Пригодились связи с семейством Витгентшейнов и Круппов. Урсула и не подумала возражать. Она нашла совершенно естественным, что ее деньги используются для затыкания дыр. Вот и судите о людях: одни снимали перед ней шляпу в знак уважения, другие же говорили, что ей в любом случае хватит на маникюр и шоферов.
Для меня самым интересным было наблюдать, как скажется кризис на двух любимых мною людях, ставших уже взрослыми, на Клоде и на Мишеле Дебуа. Хотя Клод и подчинился вроде бы, став священником, старым традициям семьи, он все же оказался духовно наиболее далеким от всех остальных. Но при этом он соглашался с дедом, желавшим, чтобы кризис, по крайней мере, способствовал ослаблению, а может быть, и разрыву наших приобретенных благодаря клану Реми-Мишо связей с миром делячества и денег. Когда-то мне хотелось написать что-нибудь о жизни моего двоюродного брата Клода. Мне хотелось бы доказать, что история его призвания может быть объяснена двумя разными причинами. Прежде всего, можно утверждать, и это было бы не лишено оснований, что Бог позвал его и что он внял этому зову. А еще можно предположить, что на этот путь его толкнули три решающих фактора: влияние Жан-Кристофа, встреча с Мариной и нежелание иметь дело с современным миром бизнеса и денег. Презрение и даже ненависть к деньгам, любовь к Богу и к людям, любовь к Богу через людей и к людям через Бога — Клод подолгу беседовал на эти темы с моей матушкой, и иногда я тоже был свидетелем их бесед, — отрицание, с одной стороны, отмершего прошлого, а с другой — чересчур живой современности. Вот все это и формировало его жизнь, которая так долго протекала рядом с моей, отчего я и понимал, как я полагаю, лучше других тайные ее мотивы.

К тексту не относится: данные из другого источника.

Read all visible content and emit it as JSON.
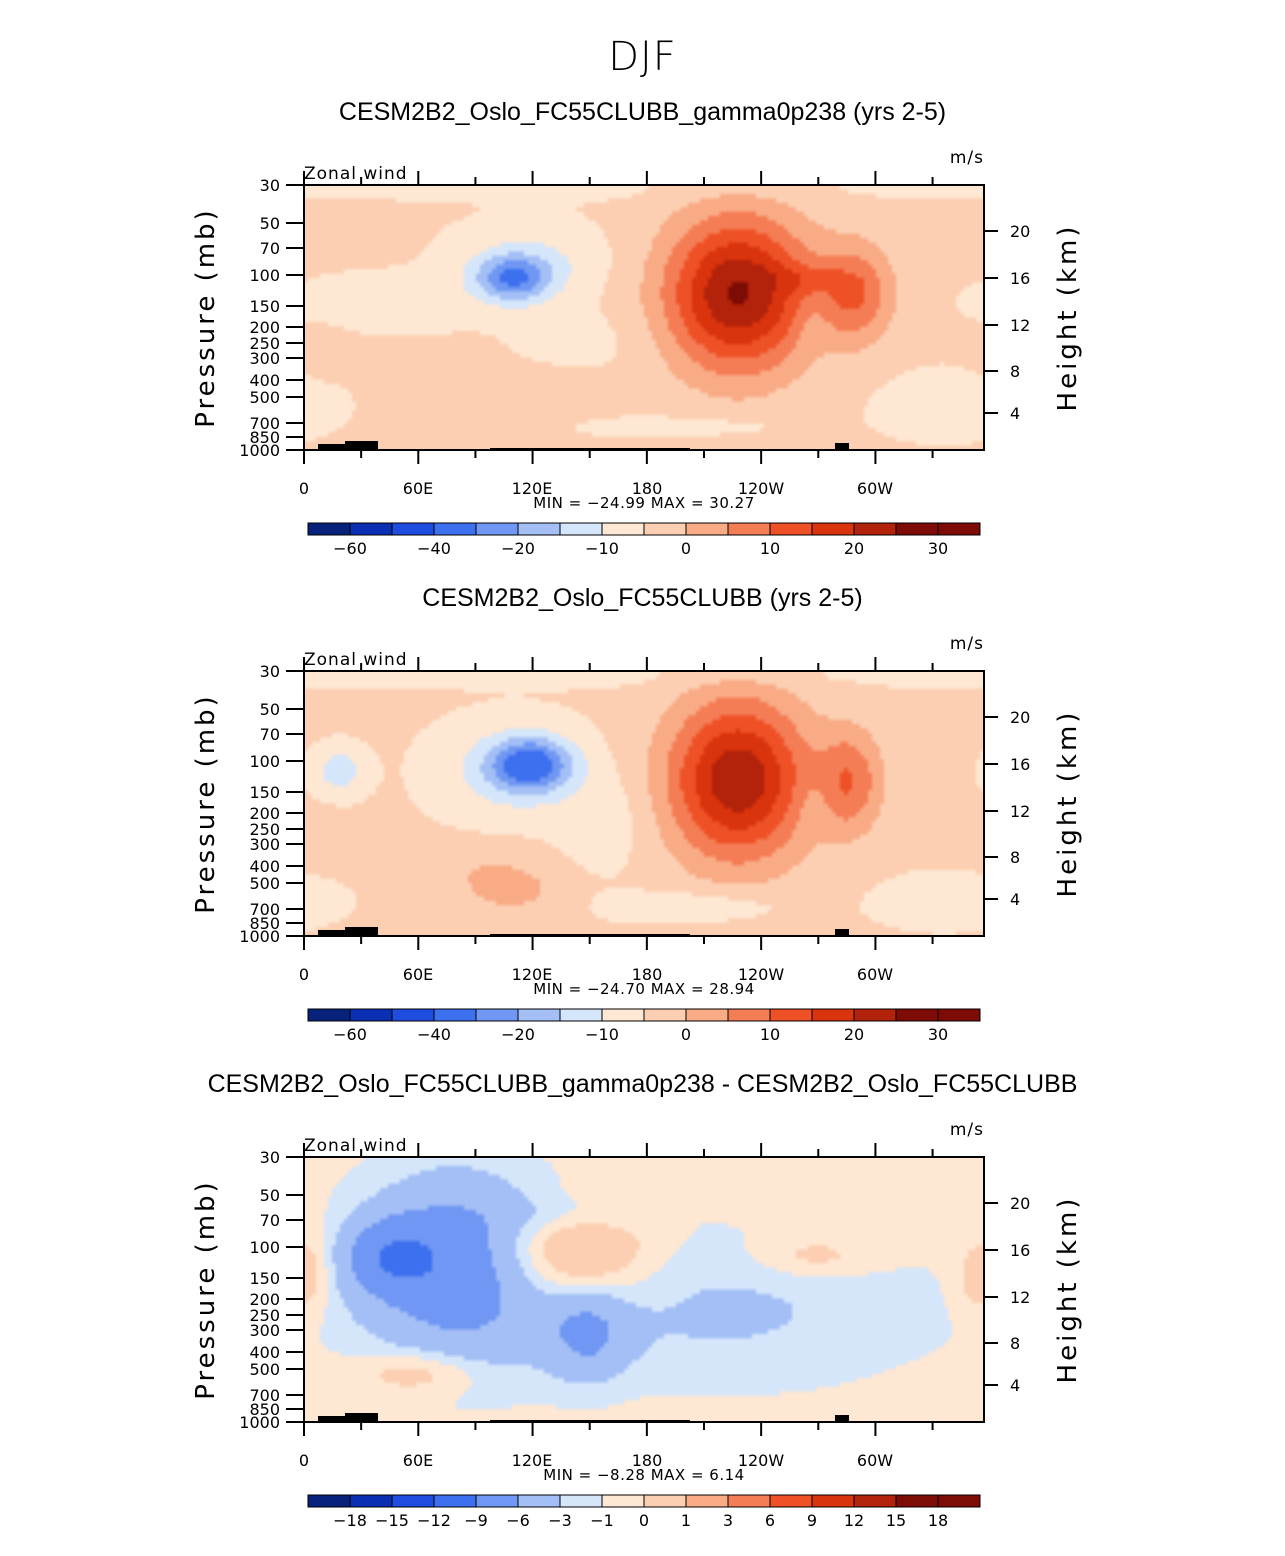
{
  "page_title": "DJF",
  "colors": {
    "neg": [
      "#08217a",
      "#0b2fb3",
      "#1f4de0",
      "#3d70ef",
      "#6f97f3",
      "#a3bff6",
      "#d5e6fb"
    ],
    "pos": [
      "#fee7d3",
      "#fccfb2",
      "#f9ab86",
      "#f57d55",
      "#ef5127",
      "#d9340d",
      "#b3220a",
      "#7e0c06"
    ]
  },
  "chart_data": [
    {
      "type": "heatmap",
      "title": "CESM2B2_Oslo_FC55CLUBB_gamma0p238 (yrs 2-5)",
      "left_label": "Zonal wind",
      "right_label": "m/s",
      "ylabel": "Pressure (mb)",
      "ylabel_right": "Height (km)",
      "yticks": [
        "30",
        "50",
        "70",
        "100",
        "150",
        "200",
        "250",
        "300",
        "400",
        "500",
        "700",
        "850",
        "1000"
      ],
      "yticks_right": [
        "20",
        "16",
        "12",
        "8",
        "4"
      ],
      "xticks": [
        "0",
        "60E",
        "120E",
        "180",
        "120W",
        "60W"
      ],
      "min": "-24.99",
      "max": "30.27",
      "stats_text": "MIN = −24.99   MAX =   30.27",
      "colorbar_labels": [
        "−60",
        "−40",
        "−20",
        "−10",
        "0",
        "10",
        "20",
        "30"
      ],
      "features": [
        {
          "lon": 150,
          "level": 7.0,
          "val": -2.0,
          "sx": 26,
          "sy": 1.0
        },
        {
          "lon": 45,
          "level": 5.3,
          "val": -3.5,
          "sx": 30,
          "sy": 0.8
        },
        {
          "lon": 110,
          "level": 4.2,
          "val": -18,
          "sx": 14,
          "sy": 0.75
        },
        {
          "lon": 120,
          "level": 3.5,
          "val": -6,
          "sx": 26,
          "sy": 1.2
        },
        {
          "lon": 200,
          "level": 11.0,
          "val": -4,
          "sx": 35,
          "sy": 0.3
        },
        {
          "lon": 230,
          "level": 4.9,
          "val": 30,
          "sx": 27,
          "sy": 2.5
        },
        {
          "lon": 293,
          "level": 4.9,
          "val": 14,
          "sx": 14,
          "sy": 1.6
        },
        {
          "lon": 110,
          "level": 9.8,
          "val": 3,
          "sx": 30,
          "sy": 0.8
        },
        {
          "lon": 10,
          "level": 7.6,
          "val": 2,
          "sx": 10,
          "sy": 0.7
        },
        {
          "lon": 265,
          "level": 4.2,
          "val": 5,
          "sx": 14,
          "sy": 0.5
        },
        {
          "lon": 270,
          "level": 6.2,
          "val": -3,
          "sx": 7,
          "sy": 1.0
        },
        {
          "lon": 340,
          "level": 10.0,
          "val": -3,
          "sx": 25,
          "sy": 1.0
        },
        {
          "lon": 180,
          "level": 0.1,
          "val": -1.5,
          "sx": 170,
          "sy": 0.4
        }
      ]
    },
    {
      "type": "heatmap",
      "title": "CESM2B2_Oslo_FC55CLUBB (yrs 2-5)",
      "left_label": "Zonal wind",
      "right_label": "m/s",
      "ylabel": "Pressure (mb)",
      "ylabel_right": "Height (km)",
      "yticks": [
        "30",
        "50",
        "70",
        "100",
        "150",
        "200",
        "250",
        "300",
        "400",
        "500",
        "700",
        "850",
        "1000"
      ],
      "yticks_right": [
        "20",
        "16",
        "12",
        "8",
        "4"
      ],
      "xticks": [
        "0",
        "60E",
        "120E",
        "180",
        "120W",
        "60W"
      ],
      "min": "-24.70",
      "max": "28.94",
      "stats_text": "MIN = −24.70   MAX =   28.94",
      "colorbar_labels": [
        "−60",
        "−40",
        "−20",
        "−10",
        "0",
        "10",
        "20",
        "30"
      ],
      "features": [
        {
          "lon": 160,
          "level": 6.8,
          "val": -3.5,
          "sx": 16,
          "sy": 1.5
        },
        {
          "lon": 120,
          "level": 4.2,
          "val": -20,
          "sx": 15,
          "sy": 0.85
        },
        {
          "lon": 110,
          "level": 4.5,
          "val": -8,
          "sx": 25,
          "sy": 1.4
        },
        {
          "lon": 18,
          "level": 4.5,
          "val": -9,
          "sx": 9,
          "sy": 0.7
        },
        {
          "lon": 180,
          "level": 0.1,
          "val": -2,
          "sx": 170,
          "sy": 0.4
        },
        {
          "lon": 230,
          "level": 4.9,
          "val": 28.5,
          "sx": 26,
          "sy": 2.6
        },
        {
          "lon": 290,
          "level": 5.0,
          "val": 13,
          "sx": 12,
          "sy": 1.7
        },
        {
          "lon": 110,
          "level": 10.0,
          "val": 6,
          "sx": 18,
          "sy": 0.8
        },
        {
          "lon": 90,
          "level": 9.0,
          "val": 3,
          "sx": 22,
          "sy": 0.8
        },
        {
          "lon": 5,
          "level": 7.5,
          "val": 1.5,
          "sx": 8,
          "sy": 0.8
        },
        {
          "lon": 270,
          "level": 6.0,
          "val": -2.8,
          "sx": 7,
          "sy": 1.0
        },
        {
          "lon": 210,
          "level": 10.7,
          "val": -5,
          "sx": 30,
          "sy": 0.5
        },
        {
          "lon": 340,
          "level": 10.5,
          "val": -3,
          "sx": 25,
          "sy": 0.8
        }
      ]
    },
    {
      "type": "heatmap",
      "title": "CESM2B2_Oslo_FC55CLUBB_gamma0p238 - CESM2B2_Oslo_FC55CLUBB",
      "left_label": "Zonal wind",
      "right_label": "m/s",
      "ylabel": "Pressure (mb)",
      "ylabel_right": "Height (km)",
      "yticks": [
        "30",
        "50",
        "70",
        "100",
        "150",
        "200",
        "250",
        "300",
        "400",
        "500",
        "700",
        "850",
        "1000"
      ],
      "yticks_right": [
        "20",
        "16",
        "12",
        "8",
        "4"
      ],
      "xticks": [
        "0",
        "60E",
        "120E",
        "180",
        "120W",
        "60W"
      ],
      "min": "-8.28",
      "max": "6.14",
      "stats_text": "MIN =    −8.28   MAX =    6.14",
      "colorbar_labels": [
        "−18",
        "−15",
        "−12",
        "−9",
        "−6",
        "−3",
        "−1",
        "0",
        "1",
        "3",
        "6",
        "9",
        "12",
        "15",
        "18"
      ],
      "features": [
        {
          "lon": 80,
          "level": 5.0,
          "val": -5,
          "sx": 36,
          "sy": 3.0
        },
        {
          "lon": 45,
          "level": 4.5,
          "val": -4,
          "sx": 18,
          "sy": 1.2
        },
        {
          "lon": 150,
          "level": 8.0,
          "val": -3,
          "sx": 15,
          "sy": 1.5
        },
        {
          "lon": 220,
          "level": 7.0,
          "val": -1.7,
          "sx": 80,
          "sy": 2.5
        },
        {
          "lon": 140,
          "level": 4.5,
          "val": 3.5,
          "sx": 28,
          "sy": 1.5
        },
        {
          "lon": 270,
          "level": 4.5,
          "val": 1.5,
          "sx": 22,
          "sy": 0.7
        },
        {
          "lon": 60,
          "level": 9.8,
          "val": 2.0,
          "sx": 22,
          "sy": 0.7
        },
        {
          "lon": 5,
          "level": 5.0,
          "val": 1.2,
          "sx": 8,
          "sy": 1.5
        },
        {
          "lon": 355,
          "level": 5.5,
          "val": 1.2,
          "sx": 8,
          "sy": 1.2
        },
        {
          "lon": 140,
          "level": 2.5,
          "val": -0.8,
          "sx": 40,
          "sy": 0.6
        }
      ]
    }
  ]
}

Если кризис и все, что было с ним связано, способствовали отдалению Клода от современного, уже, быть может, слегка состарившегося мира, которому удавалось нас соблазнять, то Мишеля Дебуа кризис, напротив, крепко связал с этим миром. Рассказывали много глупостей и просто чепухи в связи с успехами Мишеля. Накануне Второй мировой войны, а может, сразу после ее окончания появился даже роман, в котором герой под прозрачным псевдонимом играл не слишком почтенную роль при Жаке и дяде Поле. Надо сказать, что внешне все выглядело несколько удивительно: менее чем за полтора месяца тридцатилетний сын нашего управляющего практически взял под свой контроль все дела Реми-Мишо, точнее, все, что от них осталось. А через десять или пятнадцать месяцев спустя женился на моей сестре Анне.